The goal is to reduce the MTTR (Mean Time To Repair) for any event, and Network Managers are uniquely placed in this “guilty until proven innocent, but still guilty because we had to ask you…” role that other departments are not held to.

So what is a Network Manager to do?

  • Build your toolset
    • Visibility tools for the Access Layer and above
    • Network reliability and connectivity measurement tools
    • End-to-end diagnostic tools
  • Educate your personnel on how to use those tools
    • The faster they can identify issues, the more effective they will be
  • Understand the application components for your critical business applications
    • Connectivity components (routers, firewalls, load balancers, UTM devices, WAN, VPN, etc.)
    • Compute Resources (servers, storage, databases, multi-tier)

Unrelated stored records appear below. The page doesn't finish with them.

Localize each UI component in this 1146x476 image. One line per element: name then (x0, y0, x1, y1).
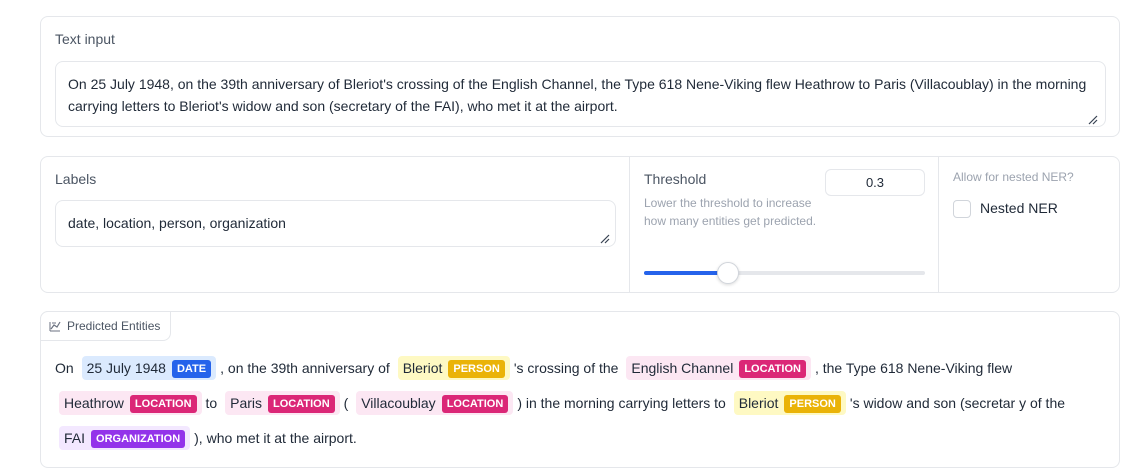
entity-location: Villacoublay LOCATION (356, 391, 514, 415)
entity-date: 25 July 1948 DATE (81, 356, 217, 380)
entity-text: Bleriot (738, 395, 779, 411)
entity-badge: LOCATION (739, 360, 806, 378)
nested-info: Allow for nested NER? (953, 170, 1074, 184)
entity-location: Heathrow LOCATION (59, 391, 202, 415)
plain-text: On (55, 360, 74, 376)
threshold-info: Lower the threshold to increase how many… (644, 196, 817, 228)
plain-text: ( (343, 395, 349, 411)
entity-text: FAI (64, 430, 86, 446)
entity-text: Villacoublay (361, 395, 436, 411)
plain-text: to (205, 395, 218, 411)
entity-text: Heathrow (64, 395, 124, 411)
predicted-entities-label: Predicted Entities (67, 319, 161, 333)
plain-text: , the Type 618 Nene-Viking flew (814, 360, 1013, 376)
resize-grip-icon[interactable] (600, 234, 610, 244)
entity-badge: LOCATION (129, 395, 197, 413)
slider-thumb[interactable] (717, 262, 740, 284)
predicted-entities-panel: Predicted Entities On 25 July 1948 DATE , … (40, 311, 1120, 468)
entity-organization: FAI ORGANIZATION (59, 426, 191, 450)
entity-text: English Channel (631, 360, 734, 376)
entity-text: Paris (230, 395, 263, 411)
nested-section: Allow for nested NER? Nested NER (939, 157, 1119, 292)
entity-badge: DATE (171, 360, 212, 378)
nested-ner-checkbox[interactable] (953, 200, 971, 218)
text-input-panel: Text input On 25 July 1948, on the 39th … (40, 16, 1120, 137)
slider-fill (644, 271, 729, 275)
threshold-number-input[interactable]: 0.3 (825, 169, 925, 196)
plain-text: , on the 39th anniversary of (220, 360, 390, 376)
entity-location: English Channel LOCATION (626, 356, 811, 380)
labels-input[interactable]: date, location, person, organization (55, 200, 616, 247)
entity-badge: LOCATION (441, 395, 509, 413)
chart-icon (49, 321, 61, 332)
entity-person: Bleriot PERSON (397, 356, 510, 380)
entity-location: Paris LOCATION (225, 391, 340, 415)
settings-row: Labels date, location, person, organizat… (40, 156, 1120, 293)
nested-ner-label[interactable]: Nested NER (980, 200, 1058, 216)
plain-text: y of the (1019, 395, 1066, 411)
entity-badge: PERSON (784, 395, 841, 413)
entity-text: 25 July 1948 (86, 360, 166, 376)
plain-text: ), who met it at the airport. (194, 430, 357, 446)
threshold-slider[interactable] (644, 262, 925, 284)
resize-grip-icon[interactable] (1088, 115, 1098, 125)
entity-text: Bleriot (402, 360, 443, 376)
plain-text: ) in the morning carrying letters to (517, 395, 726, 411)
entity-badge: PERSON (448, 360, 505, 378)
plain-text: 's widow and son (secretar (849, 395, 1016, 411)
text-input-label: Text input (55, 31, 115, 47)
plain-text: 's crossing of the (513, 360, 619, 376)
labels-label: Labels (55, 171, 97, 187)
threshold-label: Threshold (644, 171, 707, 187)
labels-section: Labels date, location, person, organizat… (41, 157, 630, 292)
threshold-section: Threshold Lower the threshold to increas… (630, 157, 939, 292)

Once the Network Manager has their basic access-layer toolset, we discuss Application Performance Monitoring (APM) tools to gather application level data, but these may not always be in the Network Manager’s cost center or area of responsibility.  Stay tuned to the Comm Solutions Blog site for more details on APM tools.

Let’s start with some examples of the visibility toolkit’s we assemble for many of our clients.

Inventory and Location of Endpoints

Frequently when troubleshooting begins, we start with details on the user endpoint and the application endpoint.  This may be the IP addresses of the devices, or if dynamic, we may need Layer-2 MAC information.

Having inventory of all assets, including device fingerprinting, updated in real-time without human intervention is a first line of defense in reducing MTTR.  If we can quickly look up a MAC or IP (via an Inventory Repository or DHCP log correlation) and determine ownership, last seen location and device type, we can begin troubleshooting with a much more informed stance.

Many customers confuse “inventory” and fingerprinting with NAC, (Network Access Control) and are fearful due to the complexity or administrative burden sometimes associated with that term.

We have unique solutions which can pull information from your DHCP server, snoop DHCP exchanges/HTTP headers and allow ALL devices on your network without the heavy lift.  This can be a precursor to a NAC deployment, or simply allowed to continually collect and update your access layer inventory automatically.

RF/WLAN and Access Layer Visibility

Access Layer Visibility can include data on switch port statistics, uplink utilization, error rates and end-to-end link monitoring.

aruba_01

When we introduce Wireless and RF into an environment, it may create a huge hole in statistical and error rate troubleshooting capabilities for Network Managers.

We leverage tools such as Aruba Network Airwave Management platform to provide cohesive wired and wireless Access Layer visibility.  We can gather wired port and uplink data from a multi-vendor network, as well as expand WLAN visibility in a multi-vendor wireless environment.

Aruba_02

The ability to visualize users/devices upon a live floorplan/heat map is an amazingly valuable tool to identify areas of poor coverage, interference or a misconfigured or defective client device.

Network Reliability / Diagnostic Tools

Finding and isolating WLAN coverage holes as well as performing site surveys are critical as today’s access layer becomes primarily Wireless.  Tools such as the AirMagnet Survey Pro and Spectrum XT can be utilized to provide a vendor-neutral tool to map coverage and identify interference sources.  It is a critical tool in our toolkit, used to provide post-installation validations and on-demand troubleshooting for Wireless LANs, regardless of the vendor.

For end-to-end testing and diagnostics, a number of free and commercial tools exist to provide data upon round-trip timing and packet loss.  The simple IPerf/JPerf tools described in these locations are the most commonly used tools to gather quick end-to-end performance statistics:

As a Network Manager, the network is always blamed.  Sometimes, rightfully so.  If it is the network, you want to quickly resolve it, and if it is not, you want to confidently defend your position with valuable data to help other departments resolve the issues and restore services as quickly as possible.  Having insight into your network’s dynamic resources, their locations and diagnostics are ways to shorten the troubleshooting lifecycle.